Poucas palavras geram tanto papo hoje em dia quanto o feminismo. Mas, antes de a gente falar sobre o que ela significa, é bom saber de onde ela veio. A resposta pode te pegar de surpresa. A palavra “feminismo” vem do latim “femina”, que quer dizer “mulher”. O sufixo “-ismo” indica um movimento ou ideia. Curiosamente, essa palavra não apareceu em um encontro político ou em um texto sobre igualdade. Seu primeiro registro oficial é de 1871, em um estudo médico na França, sobre a tuberculose.

A Origem Médica da Palavra

Muitas vezes, as pessoas ligam a criação do termo ao filósofo francês Charles Fourier. Ele defendia a igualdade entre homens e mulheres, criticando a situação da mulher na sociedade da época. No entanto, a historiadora Karen Offen diz que o termo “feminismo” não aparece nos escritos de Fourier. O primeiro uso real da palavra vem de outro lugar, mais inesperado ainda.

PUBLICIDADE

Um Médico e a Patologia do Feminismo

A palavra “féminisme” (feminismo, em francês) surge pela primeira vez em 1871. Ela estava em uma tese de doutorado apresentada na Faculdade de Medicina de Paris. O trabalho se chamava “Sobre o feminismo e o infantilismo entre os tuberculosos”. O autor era o médico Ferdinand Valère Faneau de la Cour.

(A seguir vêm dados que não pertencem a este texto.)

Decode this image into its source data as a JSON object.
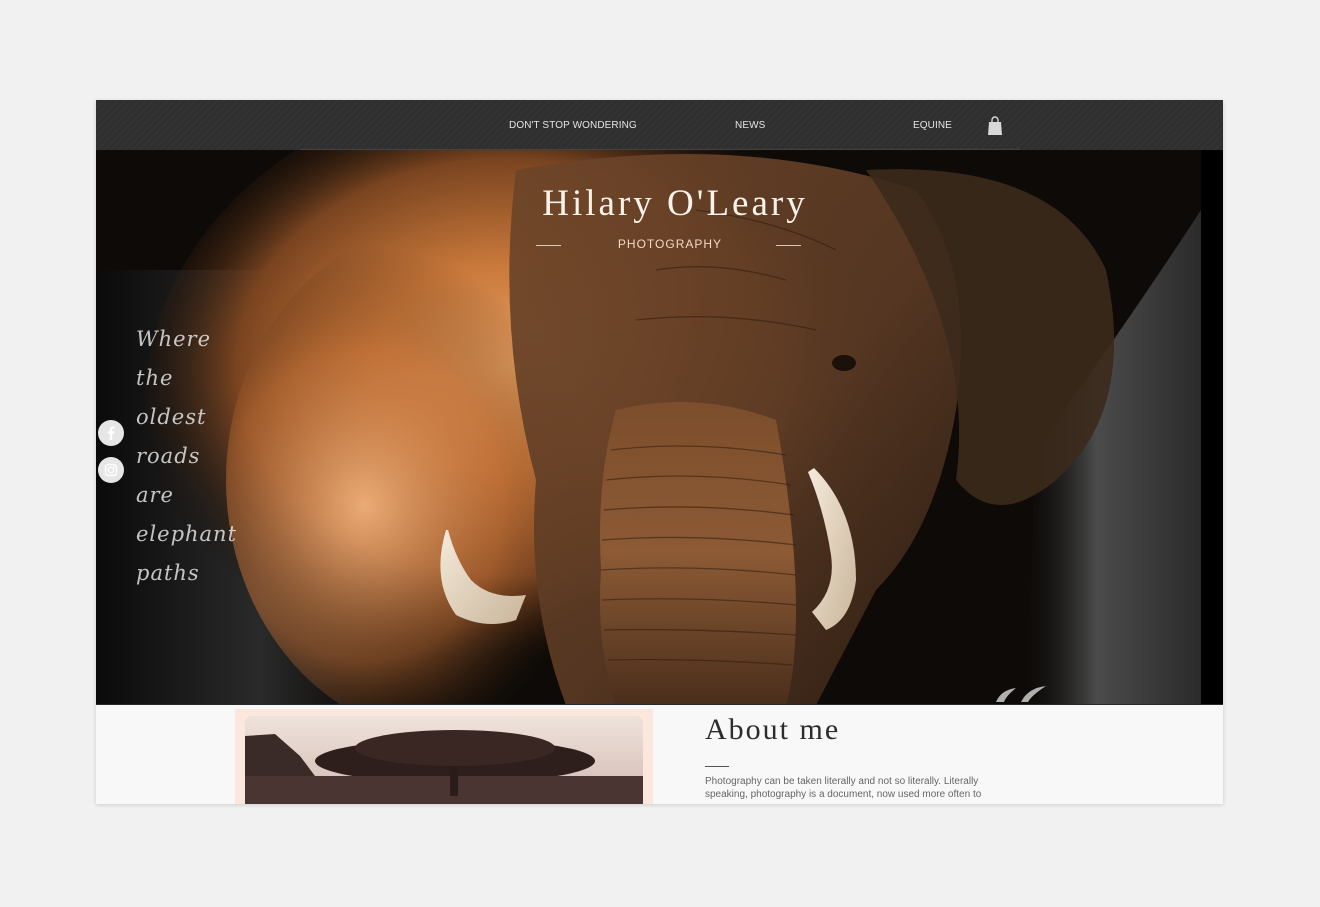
{
  "nav": {
    "items": [
      {
        "label": "DON'T STOP WONDERING"
      },
      {
        "label": "NEWS"
      },
      {
        "label": "EQUINE"
      }
    ],
    "cart_icon": "shopping-bag-icon"
  },
  "hero": {
    "title": "Hilary O'Leary",
    "subtitle": "PHOTOGRAPHY",
    "poem": [
      "Where",
      "the",
      "oldest",
      "roads",
      "are",
      "elephant",
      "paths"
    ],
    "social": [
      {
        "name": "facebook",
        "icon": "facebook-icon"
      },
      {
        "name": "instagram",
        "icon": "instagram-icon"
      }
    ]
  },
  "about": {
    "heading": "About me",
    "text": "Photography can be taken literally and not so literally. Literally speaking, photography is a document, now used more often to"
  },
  "colors": {
    "page_bg": "#f1f1f1",
    "nav_bg": "#2f2f2f",
    "hero_accent": "#c8772f",
    "title_text": "#fbf3ea"
  }
}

Faneau de la Cour percebeu que alguns homens com tuberculose desenvolviam traços que ele via como femininos. Por exemplo, quadris maiores, voz fina, barba rala, cílios longos, pele macia e pálida, e até o aumento dos seios. Ele chamou esses sinais de “feminismo”. Para ele, era como uma parada no desenvolvimento masculino, uma feminização do corpo por causa da doença.

O médico foi além. Ele ligava esse “feminismo” a paixões ou fraquezas de caráter. Essas eram características psicológicas e emocionais que, naquela época, se associavam às mulheres. A tradutora Eli Bonilla, que fala sobre línguas na internet como @panahispana, explica: “É importante notar que o termo era visto como uma doença. Isso mostra como as mulheres eram entendidas: algo negativo, que um homem não deveria ter.”

O Feminismo Ganha Outro Sentido

Um ano depois da tese médica, em 1872, a palavra mudou de contexto. Quem a usou dessa vez foi o escritor Alexandre Dumas Filho, autor de “A Dama das Camélias”. Ele a colocou em um texto chamado “O homem-mulher”. Nesse trabalho, Dumas Filho criticava as ideias de igualdade entre homens e mulheres. Ele defendia uma visão tradicional de sociedade.

Dumas Filho usou o termo “feminismo” para atacar as mulheres que buscavam mais direitos. Ele via essas mulheres como uma ameaça à ordem social. A palavra, então, saiu do consultório médico e foi para o debate público, mas com um sentido de crítica e até ofensa. Com o tempo, o feminismo se transformou. De um termo médico para uma condição física, virou uma palavra para descrever ideias de igualdade. Hoje, ela representa um movimento social importante.

Essa mudança mostra como as palavras podem evoluir. O feminismo de hoje luta por direitos iguais para todos. Ele busca mudar estruturas que limitam as pessoas por conta do gênero. Para entender o presente, a gente precisa conhecer o passado das palavras. Descobrir a história do feminismo nos ajuda a ver como as ideias sobre gênero mudaram e ainda mudam.